Foreign portfolio equity investment (FPEI) is distinguished from foreign direct investment by the investor's degree of management control (UNCTAD, 1998). Portfolio investors typically purchase shares in a company, often through a fund, without any intention of influencing management decisions. The investment horizon of portfolio investors is typically shorter, and the type of investor is more often a financial institution, institutional investor, or insurance company interested in the financial returns. Venture capital is a special type of long-term, high-risk finance with returns usually taken in the form of capital gains and fees rather than dividends (see Section 5.3.3). Venture capital is often focused on early-stage investment in technology-based companies. FPEI and venture capital primarily involve the private sector, although institutions such as the International Finance Corporation, Commonwealth Development Corporation, and U.S.-backed Overseas Private Investment Corporation have promoted venture capital funds in developing countries in an effort to "improve the access of small and medium-sized companies to equity finance and management expertise" (UNCTAD, 1998). FPEI's links to technology transfer are that it makes money available to companies in developing countries, which they in turn can use to purchase equipment and training.
FPEI and Venture Capital Trends
According to UNCTAD (1998), the capitalisation of stock markets in developing countries grew more than tenfold during the period 1986 to 1995, from $171 billion to more than $1.9 trillion (compared to US$13.2 trillion for the industrial economies). Much of the increase came from FPEI flowing into emerging markets in Latin America and Asia, although as with FDI the inward flows were concentrated on relatively few countries. The major factors behind the increased inflows were the liberalisation of stock markets in upper middle-income and large low-income developing countries, the globalisation of financial markets, and the concentration of financial resources in the hands of institutional investors, such as mutual and pension funds and insurance companies.
Overall, FPEI flows to developing countries have fluctuated more widely than FDI flows during the period 1986 to 1995 (UNCTAD, 1998), consistent with the shorter investment horizon of equity investors. After a steep rise, FPEI declined in 1998 because of the financial crisis in Asia, and because high returns in the U.S. market offered a more attractive alternative for many investors. Equity investment in developing countries in that year was US$12 billion, down from $38 billion in 1997 (OECD, 1999c). Foreign portfolio equity investment has provided large sums of money for the expansion of industry in a select group of developing countries, but its volatility suggests that it should be treated with caution when looked to for consistent, stable funding of technology transfer.
Venture capital is more common in the United States than in other OECD member countries. OECD governments invest an estimate $3 billion of risk finance per year in small, technology-based companies, while the private sector venture capital supply was estimated at US$100 billion in 1997 (OECD 1997c).
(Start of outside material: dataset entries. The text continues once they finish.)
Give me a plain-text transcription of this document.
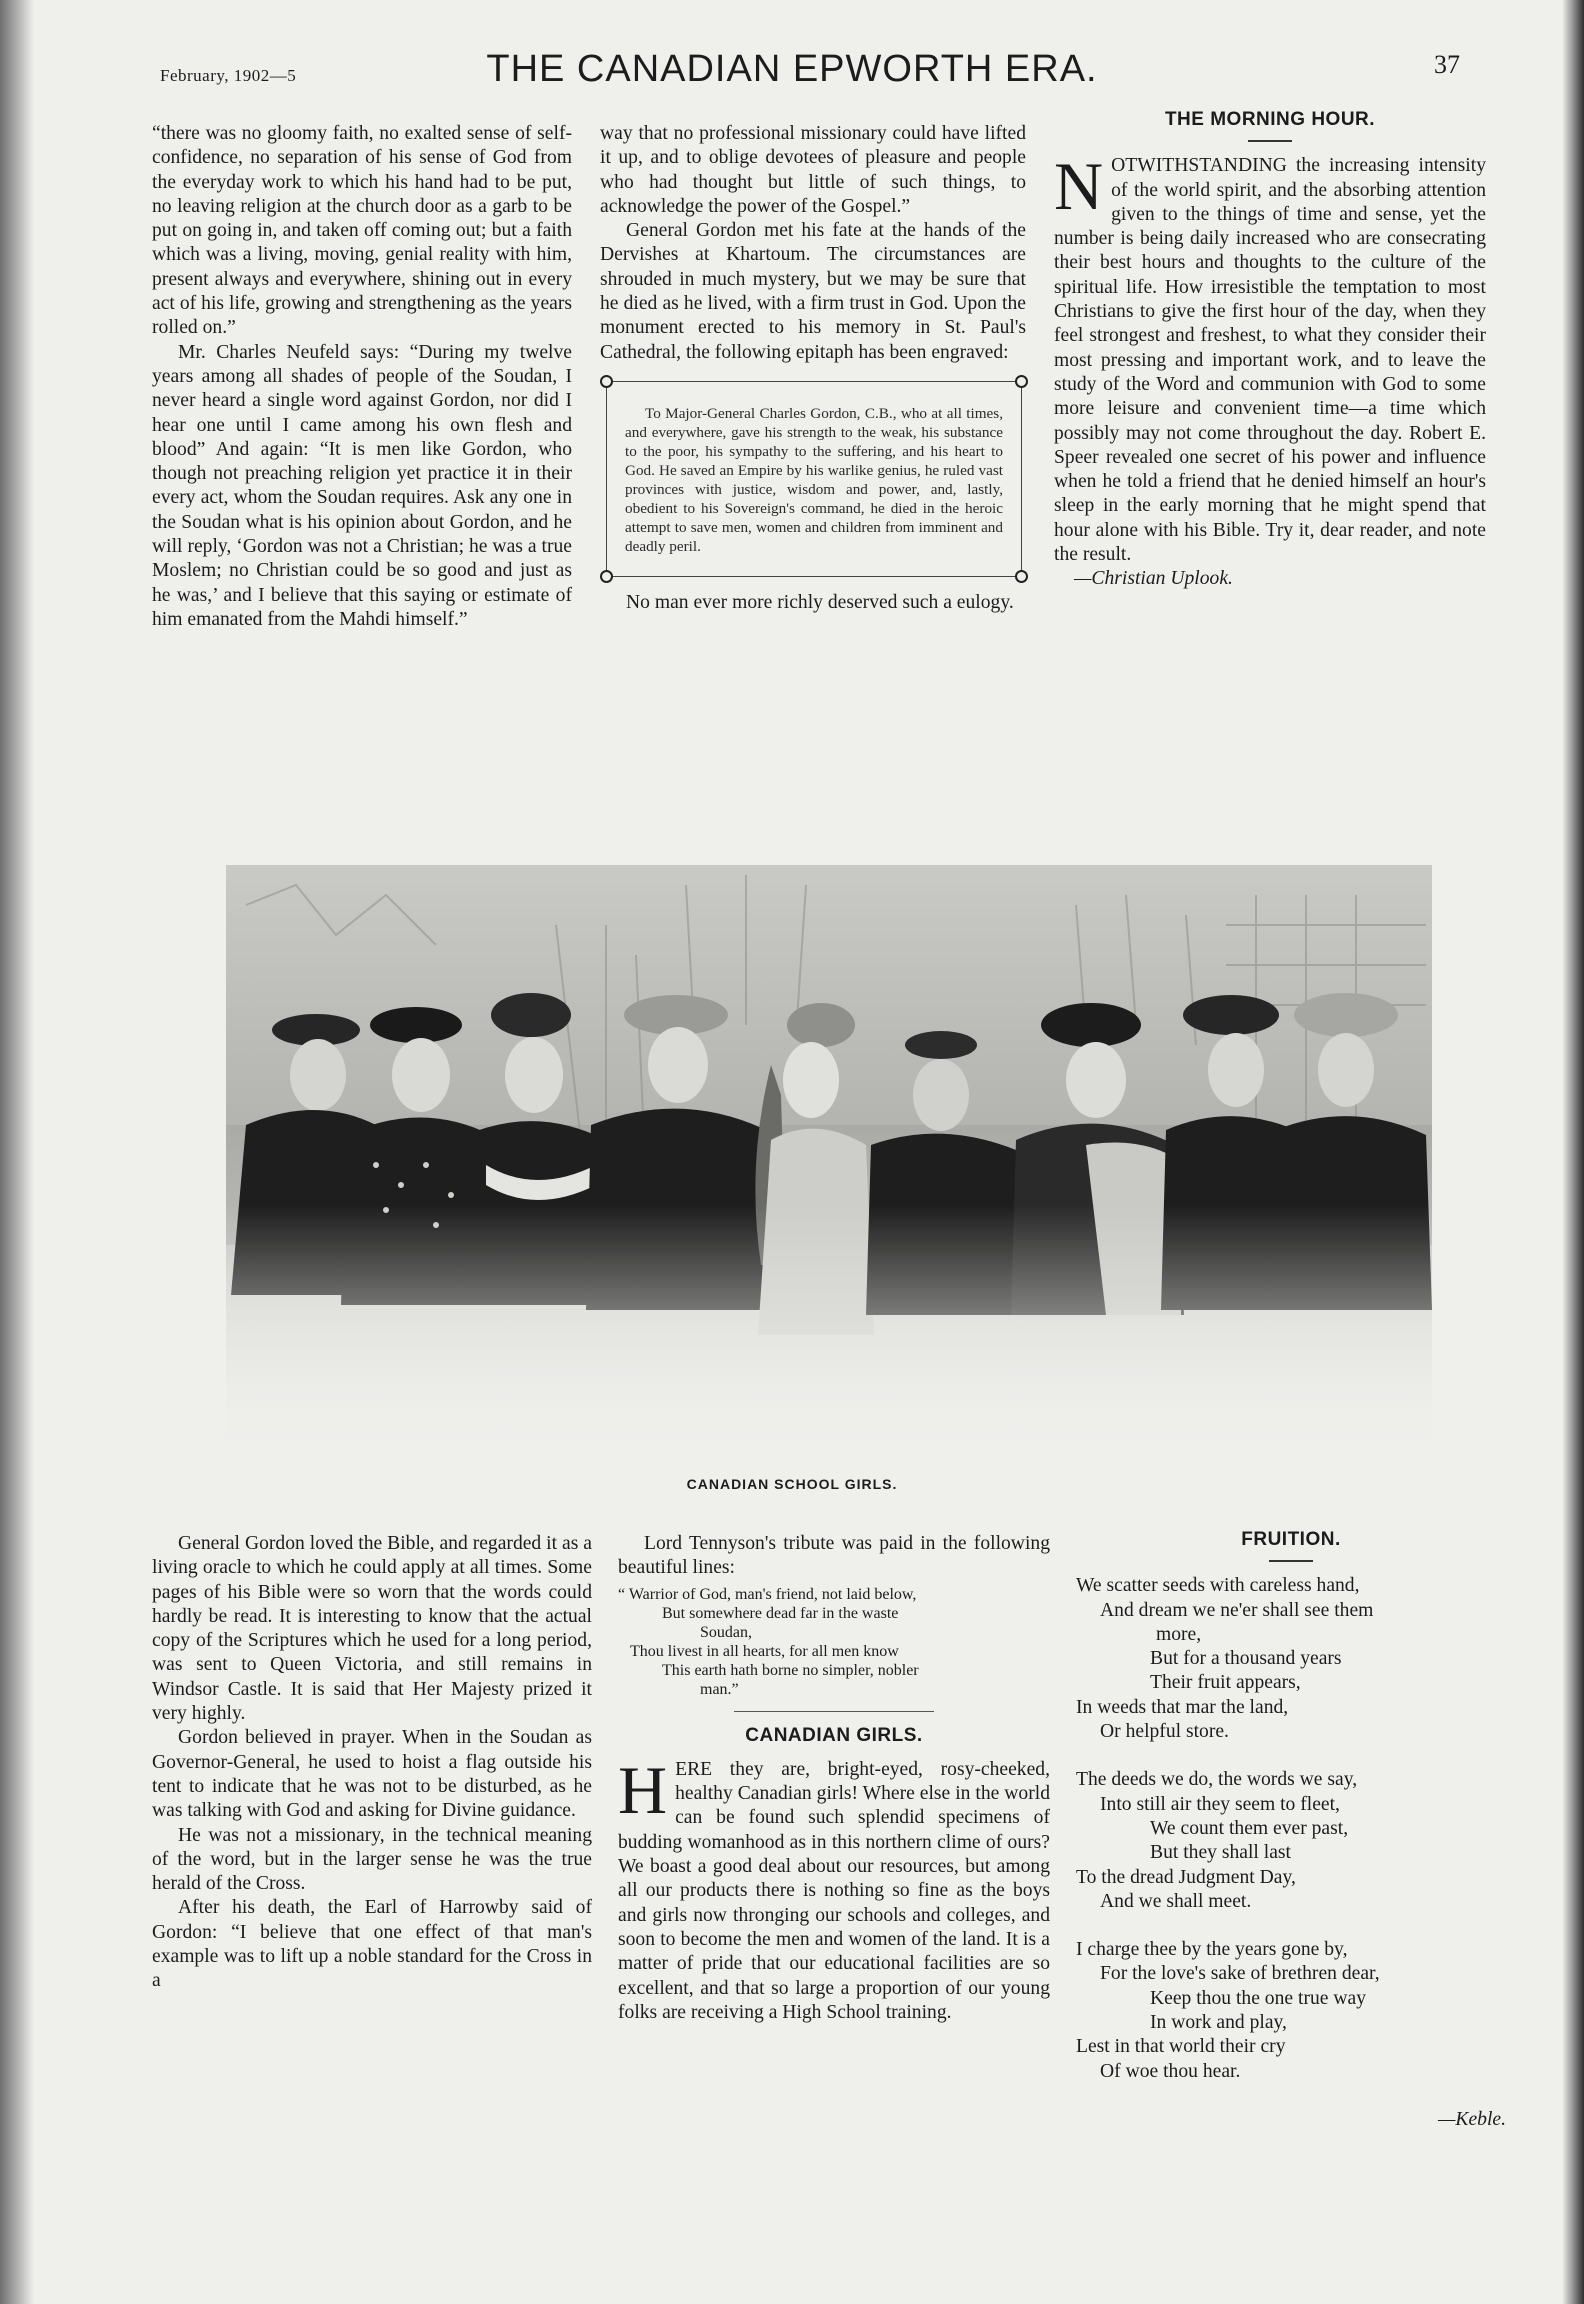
February, 1902—5	THE CANADIAN EPWORTH ERA.	37

“there was no gloomy faith, no exalted sense of self-confidence, no separation of his sense of God from the everyday work to which his hand had to be put, no leaving religion at the church door as a garb to be put on going in, and taken off coming out; but a faith which was a living, moving, genial reality with him, present always and everywhere, shining out in every act of his life, growing and strengthening as the years rolled on.”

Mr. Charles Neufeld says: “During my twelve years among all shades of people of the Soudan, I never heard a single word against Gordon, nor did I hear one until I came among his own flesh and blood” And again: “It is men like Gordon, who though not preaching religion yet practice it in their every act, whom the Soudan requires. Ask any one in the Soudan what is his opinion about Gordon, and he will reply, ‘Gordon was not a Christian; he was a true Moslem; no Christian could be so good and just as he was,’ and I believe that this saying or estimate of him emanated from the Mahdi himself.”

way that no professional missionary could have lifted it up, and to oblige devotees of pleasure and people who had thought but little of such things, to acknowledge the power of the Gospel.”

General Gordon met his fate at the hands of the Dervishes at Khartoum. The circumstances are shrouded in much mystery, but we may be sure that he died as he lived, with a firm trust in God. Upon the monument erected to his memory in St. Paul's Cathedral, the following epitaph has been engraved:

To Major-General Charles Gordon, C.B., who at all times, and everywhere, gave his strength to the weak, his substance to the poor, his sympathy to the suffering, and his heart to God. He saved an Empire by his warlike genius, he ruled vast provinces with justice, wisdom and power, and, lastly, obedient to his Sovereign's command, he died in the heroic attempt to save men, women and children from imminent and deadly peril.

No man ever more richly deserved such a eulogy.

THE MORNING HOUR.
NOTWITHSTANDING the increasing intensity of the world spirit, and the absorbing attention given to the things of time and sense, yet the number is being daily increased who are consecrating their best hours and thoughts to the culture of the spiritual life. How irresistible the temptation to most Christians to give the first hour of the day, when they feel strongest and freshest, to what they consider their most pressing and important work, and to leave the study of the Word and communion with God to some more leisure and convenient time—a time which possibly may not come throughout the day. Robert E. Speer revealed one secret of his power and influence when he told a friend that he denied himself an hour's sleep in the early morning that he might spend that hour alone with his Bible. Try it, dear reader, and note the result.
—Christian Uplook.
CANADIAN SCHOOL GIRLS.

General Gordon loved the Bible, and regarded it as a living oracle to which he could apply at all times. Some pages of his Bible were so worn that the words could hardly be read. It is interesting to know that the actual copy of the Scriptures which he used for a long period, was sent to Queen Victoria, and still remains in Windsor Castle. It is said that Her Majesty prized it very highly.

Gordon believed in prayer. When in the Soudan as Governor-General, he used to hoist a flag outside his tent to indicate that he was not to be disturbed, as he was talking with God and asking for Divine guidance.

He was not a missionary, in the technical meaning of the word, but in the larger sense he was the true herald of the Cross.

After his death, the Earl of Harrowby said of Gordon: “I believe that one effect of that man's example was to lift up a noble standard for the Cross in a

Lord Tennyson's tribute was paid in the following beautiful lines:

“ Warrior of God, man's friend, not laid below,
But somewhere dead far in the waste
Soudan,
Thou livest in all hearts, for all men know
This earth hath borne no simpler, nobler
man.”
CANADIAN GIRLS.
HERE they are, bright-eyed, rosy-cheeked, healthy Canadian girls! Where else in the world can be found such splendid specimens of budding womanhood as in this northern clime of ours? We boast a good deal about our resources, but among all our products there is nothing so fine as the boys and girls now thronging our schools and colleges, and soon to become the men and women of the land. It is a matter of pride that our educational facilities are so excellent, and that so large a proportion of our young folks are receiving a High School training.
FRUITION.
We scatter seeds with careless hand,
And dream we ne'er shall see them
more,
But for a thousand years
Their fruit appears,
In weeds that mar the land,
Or helpful store.
The deeds we do, the words we say,
Into still air they seem to fleet,
We count them ever past,
But they shall last
To the dread Judgment Day,
And we shall meet.
I charge thee by the years gone by,
For the love's sake of brethren dear,
Keep thou the one true way
In work and play,
Lest in that world their cry
Of woe thou hear.
—Keble.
It is not clear how much of this is directed at developing countries or climate-relevant technologies.
|Box 2.2: Impact of the Asian Financial Crisis on International Financial Flows to Asia|
|Economic difficulties experienced by a number of Asian countries since
mid-1997 initially caused great concern that they might spread throughout
the world's financial system, leading in the worst scenarios to a global
depression. In early 1998, the International Chamber of Commerce and the
UNCTAD conducted a study of multinational corporations to determine what
impacts the Asian financial crisis had had on their investment plans in
that region. The survey covered 500 companies, including the world's largest
MNCs in terms of foreign assets; the largest MNCs with origins in developing
countries; and additional businesses with significant operations in Asia.
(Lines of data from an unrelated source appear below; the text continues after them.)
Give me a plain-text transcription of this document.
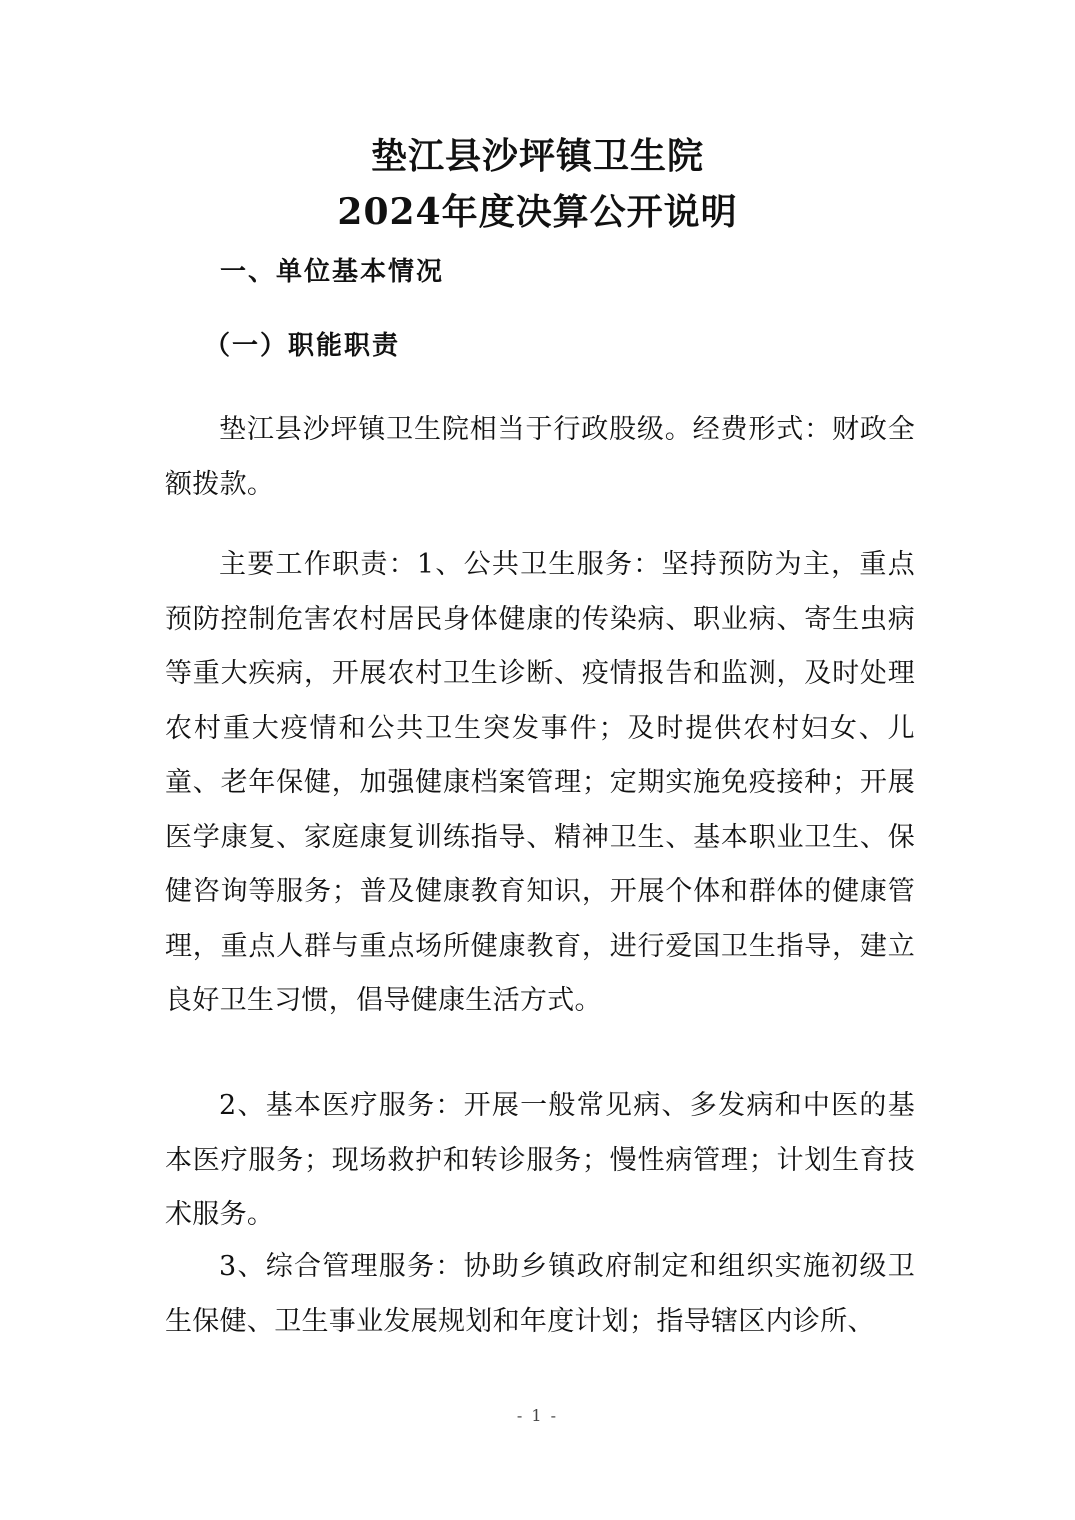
垫江县沙坪镇卫生院
2024年度决算公开说明
一、单位基本情况
（一）职能职责

垫江县沙坪镇卫生院相当于行政股级。经费形式：财政全额拨款。

主要工作职责：1、公共卫生服务：坚持预防为主，重点预防控制危害农村居民身体健康的传染病、职业病、寄生虫病等重大疾病，开展农村卫生诊断、疫情报告和监测，及时处理农村重大疫情和公共卫生突发事件；及时提供农村妇女、儿童、老年保健，加强健康档案管理；定期实施免疫接种；开展医学康复、家庭康复训练指导、精神卫生、基本职业卫生、保健咨询等服务；普及健康教育知识，开展个体和群体的健康管理，重点人群与重点场所健康教育，进行爱国卫生指导，建立良好卫生习惯，倡导健康生活方式。

2、基本医疗服务：开展一般常见病、多发病和中医的基本医疗服务；现场救护和转诊服务；慢性病管理；计划生育技术服务。

3、综合管理服务：协助乡镇政府制定和组织实施初级卫生保健、卫生事业发展规划和年度计划；指导辖区内诊所、

- 1 -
Banking and finance companies were not surveyed. A total of 198 companies
(40 per cent) responded.
What emerged from the survey is that foreign companies investing in Asia if anything saw the crisis as an opportunity to increase their investment in the region; their confidence in the region remained unchanged despite the turmoil. ICC and UNCTAD noted "... most MNCs typically take a long-term view with respect to their locational decisions and, given the region's past performance and solid fundamentals in a number of respects, this leads them to remain bullish about FDI in Asia. ... Indeed, in the longer-term, the attractiveness of the region is likely to be enhanced as Asian countries overcome their problems and reassert their economic dynamism on the basis of improved fundamental strengths" (ICC, 1998; OECD, 1998a).